Our love for our spouses is conditional. We love them on the condition that they love us back.
How are you defining love there?
A spouse may cease to love the other because of abuse or drinking or drugs or affairs or neglect.
A child may cease to love a parent because of abuse or drinking or drugs or affairs or neglect, right?
Spouses choose each other unlike children who have no choice as to who their parents are.
My perspective: God chose my spouse; I agreed with His choice.
We raise our kids from newborn to adult and that is a completely different relationship than a husband and wife.
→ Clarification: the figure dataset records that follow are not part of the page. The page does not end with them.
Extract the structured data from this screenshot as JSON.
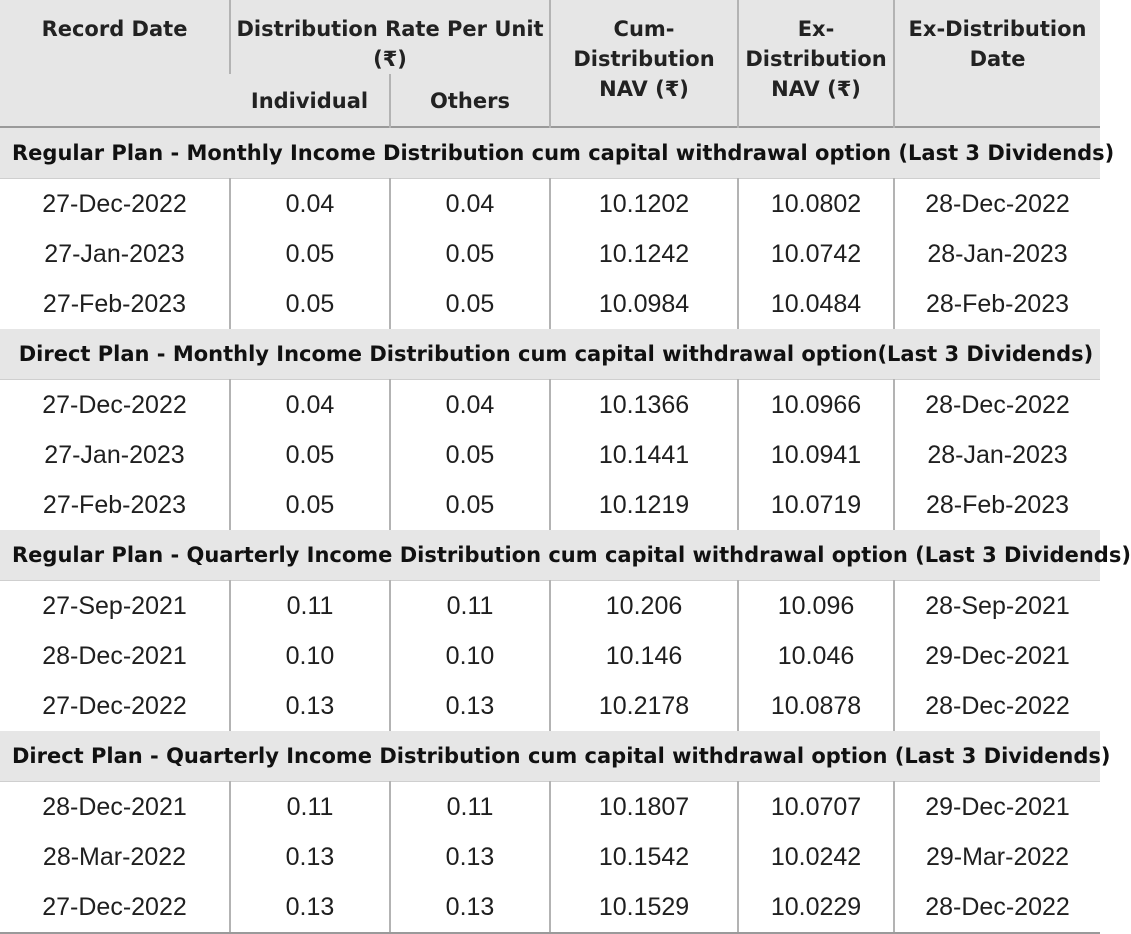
{
  "headers": {
    "record_date": "Record Date",
    "rate_group": "Distribution Rate Per Unit  (₹)",
    "individual": "Individual",
    "others": "Others",
    "cum_nav": "Cum-Distribution NAV (₹)",
    "ex_nav": "Ex-Distribution NAV (₹)",
    "ex_date": "Ex-Distribution Date"
  },
  "sections": [
    {
      "title": "Regular Plan - Monthly Income Distribution cum capital withdrawal option (Last 3 Dividends)",
      "rows": [
        [
          "27-Dec-2022",
          "0.04",
          "0.04",
          "10.1202",
          "10.0802",
          "28-Dec-2022"
        ],
        [
          "27-Jan-2023",
          "0.05",
          "0.05",
          "10.1242",
          "10.0742",
          "28-Jan-2023"
        ],
        [
          "27-Feb-2023",
          "0.05",
          "0.05",
          "10.0984",
          "10.0484",
          "28-Feb-2023"
        ]
      ]
    },
    {
      "title": "Direct Plan - Monthly Income Distribution cum capital withdrawal option(Last 3 Dividends)",
      "rows": [
        [
          "27-Dec-2022",
          "0.04",
          "0.04",
          "10.1366",
          "10.0966",
          "28-Dec-2022"
        ],
        [
          "27-Jan-2023",
          "0.05",
          "0.05",
          "10.1441",
          "10.0941",
          "28-Jan-2023"
        ],
        [
          "27-Feb-2023",
          "0.05",
          "0.05",
          "10.1219",
          "10.0719",
          "28-Feb-2023"
        ]
      ]
    },
    {
      "title": "Regular Plan - Quarterly Income Distribution cum capital withdrawal option (Last 3 Dividends)",
      "rows": [
        [
          "27-Sep-2021",
          "0.11",
          "0.11",
          "10.206",
          "10.096",
          "28-Sep-2021"
        ],
        [
          "28-Dec-2021",
          "0.10",
          "0.10",
          "10.146",
          "10.046",
          "29-Dec-2021"
        ],
        [
          "27-Dec-2022",
          "0.13",
          "0.13",
          "10.2178",
          "10.0878",
          "28-Dec-2022"
        ]
      ]
    },
    {
      "title": "Direct Plan - Quarterly Income Distribution cum capital withdrawal option (Last 3 Dividends)",
      "rows": [
        [
          "28-Dec-2021",
          "0.11",
          "0.11",
          "10.1807",
          "10.0707",
          "29-Dec-2021"
        ],
        [
          "28-Mar-2022",
          "0.13",
          "0.13",
          "10.1542",
          "10.0242",
          "29-Mar-2022"
        ],
        [
          "27-Dec-2022",
          "0.13",
          "0.13",
          "10.1529",
          "10.0229",
          "28-Dec-2022"
        ]
      ]
    }
  ]
}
It is part of the husband and wife relationship. If for no other reason, my unconditional, everlasting love for my wife is based on the fact she carried our children in her womb for nine months and then invested even more time breastfeeding, changing diapers and "loving on my babies" as only a mother can. Frankly, if she
could stop loving me, I wouldn't stop loving her because she is the mother of my children.
We meet our spouses much later in life. We get to know them and fall in love with each other. It is a relationship that requires constant work. It may not feel like work, but it does take effort to keep the relationship with your spouse vibrant. And they need to reciprocate. When they don't, love slowly starts to die, piece by piece.
I'm skeptical of your conclusion.
If your wife passes away, will you love her less since she can't reciprocate? I don't think so. The love you still feel then, when there is no sex, no talking, no "fun" of any kind together, that's the unconditional love I'm talking about.